There was no arguing with Mother when she decided she needed a shot of religion, which (thank God) was irregularly, at best.
When I was growing up, Mother and I didn’t belong to any one churchly persuasion, much less individual house of worship; but you might say we belonged to all of them, at one time or another: Presbyterian, Methodist, Episcopalian, Baptist, Lutheran, Catholic, Jehovah’s Witness, Mormon … we even went to synagogue (Jewish weddings were my favorite). Mother said she believed in God in heaven, but she was looking for just the right earthly fit.
Me, I didn’t mind, because at least church never got boring, which was a common complaint from other kids, condemned to weekly bouts of the same old unison chants and dreary hymns. We always signed in as “visitors,” Mother putting what she could (or what she considered fair exchange for an hour of “enlightenment and entertainment”) in the collection plate. Everyone was always so nice to us, because we were potential converts.
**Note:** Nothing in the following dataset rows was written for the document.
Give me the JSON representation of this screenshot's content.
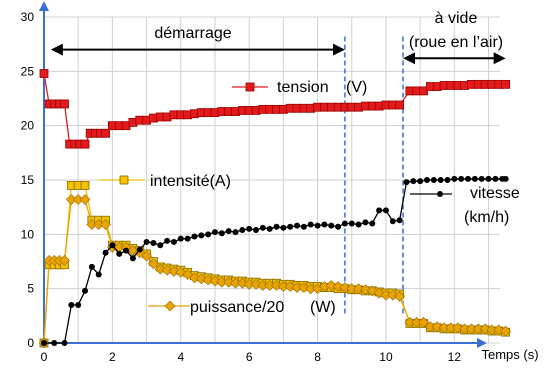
{
  "chart_data": {
    "type": "line",
    "title": "",
    "xlabel": "Temps  (s)",
    "ylabel": "",
    "xlim": [
      0,
      14.3
    ],
    "ylim": [
      0,
      30
    ],
    "x_ticks": [
      "0",
      "2",
      "4",
      "6",
      "8",
      "10",
      "12"
    ],
    "y_ticks": [
      "0",
      "5",
      "10",
      "15",
      "20",
      "25",
      "30"
    ],
    "grid": true,
    "annotations": {
      "demarrage": "démarrage",
      "a_vide_line1": "à vide",
      "a_vide_line2": "(roue en l’air)"
    },
    "phase_markers": [
      8.8,
      10.5
    ],
    "phase_ranges": [
      [
        0.2,
        8.8
      ],
      [
        10.5,
        13.5
      ]
    ],
    "series": [
      {
        "name": "tension (V)",
        "label_text": "tension",
        "unit_text": "(V)",
        "color": "#e31a1c",
        "marker": "square",
        "values": [
          [
            0,
            24.8
          ],
          [
            0.15,
            22
          ],
          [
            0.3,
            22
          ],
          [
            0.45,
            22
          ],
          [
            0.6,
            22
          ],
          [
            0.75,
            18.3
          ],
          [
            0.9,
            18.3
          ],
          [
            1.05,
            18.3
          ],
          [
            1.2,
            18.3
          ],
          [
            1.35,
            19.3
          ],
          [
            1.5,
            19.3
          ],
          [
            1.65,
            19.3
          ],
          [
            1.8,
            19.3
          ],
          [
            2.0,
            20
          ],
          [
            2.2,
            20
          ],
          [
            2.4,
            20
          ],
          [
            2.6,
            20.3
          ],
          [
            2.8,
            20.5
          ],
          [
            3.0,
            20.5
          ],
          [
            3.2,
            20.7
          ],
          [
            3.4,
            20.8
          ],
          [
            3.6,
            20.8
          ],
          [
            3.8,
            21
          ],
          [
            4.0,
            21
          ],
          [
            4.2,
            21
          ],
          [
            4.4,
            21.1
          ],
          [
            4.6,
            21.2
          ],
          [
            4.8,
            21.2
          ],
          [
            5.0,
            21.2
          ],
          [
            5.2,
            21.3
          ],
          [
            5.4,
            21.3
          ],
          [
            5.6,
            21.3
          ],
          [
            5.8,
            21.4
          ],
          [
            6.0,
            21.4
          ],
          [
            6.2,
            21.4
          ],
          [
            6.4,
            21.5
          ],
          [
            6.6,
            21.5
          ],
          [
            6.8,
            21.5
          ],
          [
            7.0,
            21.5
          ],
          [
            7.2,
            21.6
          ],
          [
            7.4,
            21.6
          ],
          [
            7.6,
            21.6
          ],
          [
            7.8,
            21.6
          ],
          [
            8.0,
            21.7
          ],
          [
            8.2,
            21.7
          ],
          [
            8.4,
            21.7
          ],
          [
            8.6,
            21.7
          ],
          [
            8.8,
            21.7
          ],
          [
            9.0,
            21.7
          ],
          [
            9.2,
            21.7
          ],
          [
            9.4,
            21.8
          ],
          [
            9.6,
            21.8
          ],
          [
            9.8,
            21.8
          ],
          [
            10.0,
            21.9
          ],
          [
            10.2,
            21.9
          ],
          [
            10.4,
            21.9
          ],
          [
            10.7,
            23.2
          ],
          [
            10.9,
            23.2
          ],
          [
            11.1,
            23.2
          ],
          [
            11.3,
            23.6
          ],
          [
            11.5,
            23.6
          ],
          [
            11.7,
            23.7
          ],
          [
            11.9,
            23.7
          ],
          [
            12.1,
            23.7
          ],
          [
            12.3,
            23.7
          ],
          [
            12.5,
            23.8
          ],
          [
            12.7,
            23.8
          ],
          [
            12.9,
            23.8
          ],
          [
            13.1,
            23.8
          ],
          [
            13.3,
            23.8
          ],
          [
            13.5,
            23.8
          ]
        ]
      },
      {
        "name": "intensité(A)",
        "label_text": "intensité(A)",
        "unit_text": "",
        "color": "#f2c200",
        "marker": "square",
        "values": [
          [
            0,
            0
          ],
          [
            0.15,
            7.2
          ],
          [
            0.3,
            7.2
          ],
          [
            0.45,
            7.2
          ],
          [
            0.6,
            7.2
          ],
          [
            0.8,
            14.5
          ],
          [
            1.0,
            14.5
          ],
          [
            1.2,
            14.5
          ],
          [
            1.4,
            11.3
          ],
          [
            1.6,
            11.3
          ],
          [
            1.8,
            11.3
          ],
          [
            2.0,
            9
          ],
          [
            2.2,
            9
          ],
          [
            2.4,
            9
          ],
          [
            2.6,
            8.7
          ],
          [
            2.8,
            8.5
          ],
          [
            3.0,
            8.2
          ],
          [
            3.2,
            7.5
          ],
          [
            3.4,
            7
          ],
          [
            3.6,
            6.9
          ],
          [
            3.8,
            6.8
          ],
          [
            4.0,
            6.7
          ],
          [
            4.2,
            6.5
          ],
          [
            4.4,
            6.2
          ],
          [
            4.6,
            6.1
          ],
          [
            4.8,
            6
          ],
          [
            5.0,
            5.9
          ],
          [
            5.2,
            5.8
          ],
          [
            5.4,
            5.8
          ],
          [
            5.6,
            5.7
          ],
          [
            5.8,
            5.7
          ],
          [
            6.0,
            5.6
          ],
          [
            6.2,
            5.6
          ],
          [
            6.4,
            5.5
          ],
          [
            6.6,
            5.5
          ],
          [
            6.8,
            5.5
          ],
          [
            7.0,
            5.4
          ],
          [
            7.2,
            5.4
          ],
          [
            7.4,
            5.3
          ],
          [
            7.6,
            5.3
          ],
          [
            7.8,
            5.2
          ],
          [
            8.0,
            5.2
          ],
          [
            8.2,
            5.1
          ],
          [
            8.4,
            5.1
          ],
          [
            8.6,
            5.0
          ],
          [
            8.8,
            5.0
          ],
          [
            9.0,
            4.9
          ],
          [
            9.2,
            4.9
          ],
          [
            9.4,
            4.8
          ],
          [
            9.6,
            4.8
          ],
          [
            9.8,
            4.7
          ],
          [
            10.0,
            4.6
          ],
          [
            10.2,
            4.6
          ],
          [
            10.4,
            4.5
          ],
          [
            10.7,
            1.8
          ],
          [
            10.9,
            1.8
          ],
          [
            11.1,
            1.8
          ],
          [
            11.3,
            1.4
          ],
          [
            11.5,
            1.4
          ],
          [
            11.7,
            1.3
          ],
          [
            11.9,
            1.3
          ],
          [
            12.1,
            1.3
          ],
          [
            12.3,
            1.2
          ],
          [
            12.5,
            1.2
          ],
          [
            12.7,
            1.2
          ],
          [
            12.9,
            1.2
          ],
          [
            13.1,
            1.1
          ],
          [
            13.3,
            1.1
          ],
          [
            13.5,
            1.0
          ]
        ]
      },
      {
        "name": "puissance/20(W)",
        "label_text": "puissance/20",
        "unit_text": "(W)",
        "color": "#e8a400",
        "marker": "diamond",
        "values": [
          [
            0,
            0
          ],
          [
            0.15,
            7.6
          ],
          [
            0.3,
            7.6
          ],
          [
            0.45,
            7.6
          ],
          [
            0.6,
            7.6
          ],
          [
            0.8,
            13.2
          ],
          [
            1.0,
            13.2
          ],
          [
            1.2,
            13.2
          ],
          [
            1.4,
            10.9
          ],
          [
            1.6,
            10.9
          ],
          [
            1.8,
            10.9
          ],
          [
            2.0,
            8.8
          ],
          [
            2.2,
            8.8
          ],
          [
            2.4,
            8.8
          ],
          [
            2.6,
            8.5
          ],
          [
            2.8,
            8.3
          ],
          [
            3.0,
            8
          ],
          [
            3.2,
            7.3
          ],
          [
            3.4,
            6.8
          ],
          [
            3.6,
            6.7
          ],
          [
            3.8,
            6.6
          ],
          [
            4.0,
            6.5
          ],
          [
            4.2,
            6.3
          ],
          [
            4.4,
            6
          ],
          [
            4.6,
            5.9
          ],
          [
            4.8,
            5.8
          ],
          [
            5.0,
            5.7
          ],
          [
            5.2,
            5.6
          ],
          [
            5.4,
            5.6
          ],
          [
            5.6,
            5.5
          ],
          [
            5.8,
            5.5
          ],
          [
            6.0,
            5.4
          ],
          [
            6.2,
            5.4
          ],
          [
            6.4,
            5.3
          ],
          [
            6.6,
            5.3
          ],
          [
            6.8,
            5.3
          ],
          [
            7.0,
            5.2
          ],
          [
            7.2,
            5.2
          ],
          [
            7.4,
            5.1
          ],
          [
            7.6,
            5.1
          ],
          [
            7.8,
            5.0
          ],
          [
            8.0,
            5.0
          ],
          [
            8.2,
            5.2
          ],
          [
            8.4,
            5.3
          ],
          [
            8.6,
            5.2
          ],
          [
            8.8,
            5.1
          ],
          [
            9.0,
            5.0
          ],
          [
            9.2,
            5.0
          ],
          [
            9.4,
            4.9
          ],
          [
            9.6,
            4.8
          ],
          [
            9.8,
            4.6
          ],
          [
            10.0,
            4.4
          ],
          [
            10.2,
            4.4
          ],
          [
            10.4,
            4.3
          ],
          [
            10.7,
            1.9
          ],
          [
            10.9,
            1.9
          ],
          [
            11.1,
            1.9
          ],
          [
            11.3,
            1.5
          ],
          [
            11.5,
            1.5
          ],
          [
            11.7,
            1.4
          ],
          [
            11.9,
            1.4
          ],
          [
            12.1,
            1.4
          ],
          [
            12.3,
            1.3
          ],
          [
            12.5,
            1.3
          ],
          [
            12.7,
            1.3
          ],
          [
            12.9,
            1.3
          ],
          [
            13.1,
            1.2
          ],
          [
            13.3,
            1.2
          ],
          [
            13.5,
            1.1
          ]
        ]
      },
      {
        "name": "vitesse (km/h)",
        "label_text": "vitesse",
        "unit_text": "(km/h)",
        "color": "#000000",
        "marker": "circle",
        "values": [
          [
            0,
            0
          ],
          [
            0.3,
            0
          ],
          [
            0.6,
            0
          ],
          [
            0.8,
            3.5
          ],
          [
            1.0,
            3.5
          ],
          [
            1.2,
            4.8
          ],
          [
            1.4,
            7
          ],
          [
            1.6,
            6.3
          ],
          [
            1.8,
            8.3
          ],
          [
            2.0,
            9
          ],
          [
            2.2,
            8.2
          ],
          [
            2.4,
            8.5
          ],
          [
            2.6,
            7.8
          ],
          [
            2.8,
            8.6
          ],
          [
            3.0,
            9.3
          ],
          [
            3.2,
            9.2
          ],
          [
            3.4,
            9
          ],
          [
            3.6,
            9.4
          ],
          [
            3.8,
            9.3
          ],
          [
            4.0,
            9.6
          ],
          [
            4.2,
            9.6
          ],
          [
            4.4,
            9.8
          ],
          [
            4.6,
            9.9
          ],
          [
            4.8,
            10
          ],
          [
            5.0,
            10.2
          ],
          [
            5.2,
            10.1
          ],
          [
            5.4,
            10.3
          ],
          [
            5.6,
            10.2
          ],
          [
            5.8,
            10.4
          ],
          [
            6.0,
            10.5
          ],
          [
            6.2,
            10.4
          ],
          [
            6.4,
            10.6
          ],
          [
            6.6,
            10.5
          ],
          [
            6.8,
            10.7
          ],
          [
            7.0,
            10.6
          ],
          [
            7.2,
            10.7
          ],
          [
            7.4,
            10.8
          ],
          [
            7.6,
            10.7
          ],
          [
            7.8,
            10.9
          ],
          [
            8.0,
            10.8
          ],
          [
            8.2,
            10.9
          ],
          [
            8.4,
            10.8
          ],
          [
            8.6,
            10.7
          ],
          [
            8.8,
            11
          ],
          [
            9.0,
            11
          ],
          [
            9.2,
            10.9
          ],
          [
            9.4,
            11.1
          ],
          [
            9.6,
            11
          ],
          [
            9.8,
            12.2
          ],
          [
            10.0,
            12.2
          ],
          [
            10.2,
            11.2
          ],
          [
            10.4,
            11.3
          ],
          [
            10.6,
            14.8
          ],
          [
            10.8,
            14.9
          ],
          [
            11.0,
            14.9
          ],
          [
            11.2,
            15
          ],
          [
            11.4,
            15
          ],
          [
            11.6,
            15
          ],
          [
            11.8,
            15
          ],
          [
            12.0,
            15.1
          ],
          [
            12.2,
            15.1
          ],
          [
            12.4,
            15.1
          ],
          [
            12.6,
            15.1
          ],
          [
            12.8,
            15.1
          ],
          [
            13.0,
            15.1
          ],
          [
            13.2,
            15.1
          ],
          [
            13.4,
            15.1
          ],
          [
            13.5,
            15.1
          ]
        ]
      }
    ]
  }
}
I struggled out of bed and headed for the shower (no time for a leisurely bubble-bath), to wash the product out of my “club” hair.
In record time I was out the front door, wearing a denim DKNY skirt, white lace poncho—already passé—over a pale yellow top, pink Minnetonka moccasins, minimal makeup, and my damp hair left to dry on its own devices (which could be scary).
Mother was waiting for me out on the sidewalk, and I fell in beside her, as we began the ten blocks or so to the church.
After all those years of religion-hopping, we had finally joined the New Hope Church in my eighth grade year of junior high. The church was aptly named, but even more apt would have been the Church of Common Sense and Mild Scoldings. The (also aptly named) pastor, John Tutor, had been a minister at another local church, but when told by the national church-type powers-that-be that he was getting transferred to another state, Tutor balked. When his holy superiors insisted, he left, formed New Hope, and took half the congregation with him.